Bedenin görevi ruha kap olmak mıdır? Onun varlık sebebi bu mudur, başka bir işlevi yok mudur? Üçüncü Göz diye bir kitap okumuştum. Bu kitapta böyle olduğunu yazıyordu. Onu okurken, ben de hak verip, bu fikri benimsemiştim. Şimdiyse biraz daha farklı düşünüyorum. Bedenin ruha kap olmasının yanında, başka işlevleri de olmalı diyorum. Her şeyden öte, ikisi arasında çok yönlü bir alış veriş, ömür boyu sürüyor olmalı!!! Daha sonra, başka başka kitaplarda da, ruhun bu dünyaya deneyim sahibi olmak için geldiğini ve bu nedenle, bir bedene ihtiyaç duyduğunu okudum. Bu sefer karşıma, deneyim kazanmak için bedenlenen bir ruh çıkmıştı. Öyleyse deneyim nasıl kazanılıyor sorusunun cevaplarını düşünmek gerekliydi. Deneyim derken, sadece yaşadığımız olaylar mı kastediliyordu? Deneyim olaylarla sınırlanmış bir olgu mudur? Olay nedir? Duyular da olay içine dahil midir? Ya duygular?
Ruhun sesi var mıydı? Yoktu. Ruha bir ses lazım değil miydi? Ses ile titreşmeyen bir ruh, ne işe yarardı?... Ruhun gözleri var mıydı? Yoktu. Ruha gözler lazım mıydı? Göremeyen bir ruh, eksik kalmaz mıydı?... Ruhun bir burnu var mıydı? Yoktu. Ruha bir burun da gerekir miydi? Bir bebeğin süt kokan teninde cenneti yaşayamayan bir ruh, yeryüzünde ne yapacaktı ki?.... Ruhun teni var mıydı? Yoktu. Tensiz ruh neye dokunabilir, hissedebilirdi? Birisine dokunamayan, birine değmeyen bir ruh, bir işe yarayabilir miydi?... Ruhun dili var mıydı? Yoktu.
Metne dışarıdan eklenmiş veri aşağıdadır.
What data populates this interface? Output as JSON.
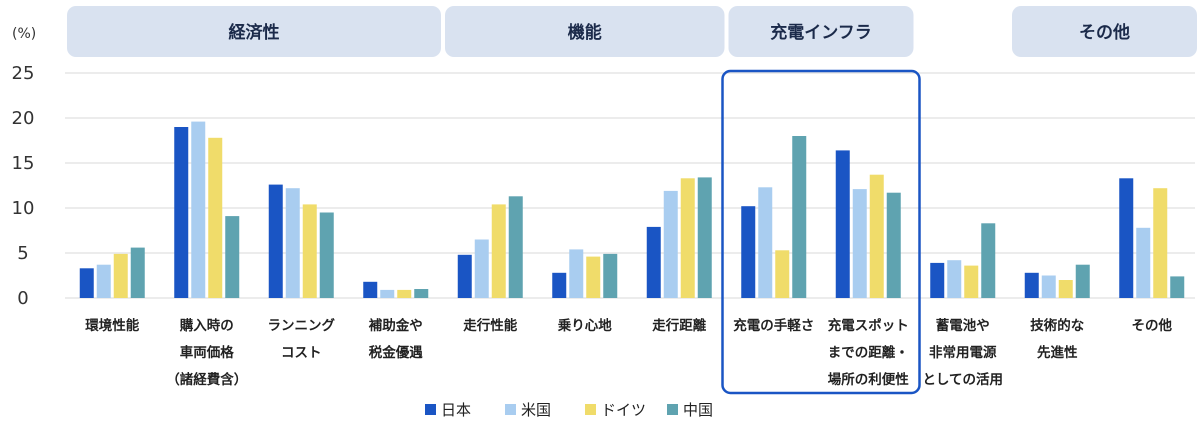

Dilsiz, sözsüz, hiçbir şey anlatamayan, isteyemeyen, isteyemediği için isteksizleşen bir ruh, ne yapabilirdi?... Ruhun kalbi var mıydı? Yoktu. İçinde, günbegün çoğalan bir sevgiyi barındırmayan ruh, ne yapacak, ne işe yarayacaktı?!
Hiçbir şey yapamayacak, hiçbir işe yarayamayacaktı elbette. İçindeki kargaşayı dindirecek, tatlı ılık sesi, bu dünyada arayıp bularak, dinleyemeyen; kendisi de bir başka ruha ses olamayan bir ruh, bir işe yarayamazdı. Estetiğin vücut bulduğu şekilleri, renkleri, onun için en güzel olan, o eşsiz simayı ve onun ışık saçan gözlerini bu dünyada arayıp bulabilecek gözlere sahip olamayan hangi ruh, hamdım piştim yandım diyebilirdi. Rüzgarın esintisini, suyun serinliğini, yağmurun damlasını, karın soğuğunu teninde duyumsamayan, başka bir tenin tenine değmesini, bu yaşamın içinde algılayacak bir tene sahip olamayan bir ruh, neyi anlayabilir, hissedebilir, tekamülünü tamamlayabilirdi. Sesinde vücut bulan sözcüklerle, kendisine ait şarkılarını söyleyemeyen ve söylenen başka şarkıları işitip, dinleyemeyen bir ruh, yarım değil miydi? Yüreğindeki sevgiyi, kendi kanı ile sulayarak büyütememiş, sevginin binbir türünü içine almamış, sevmemiş; sevildiğini duyumsayıp, sevilmeyi algılayamamış kalpsiz bir ruh NEYİ DENEYİMLEDİM DİYEBİLİRDİ?!!! Öyle ise; bedensiz bir ruhun gelişiminden ve hükmünden söz etmek mümkün görünmüyorsa; bedenin değerini de, bedene vermeli, onu bir kap olma durumuyla sınırlamaktan vazgeçmeli, hakkını da teslim etmeli, değil mi?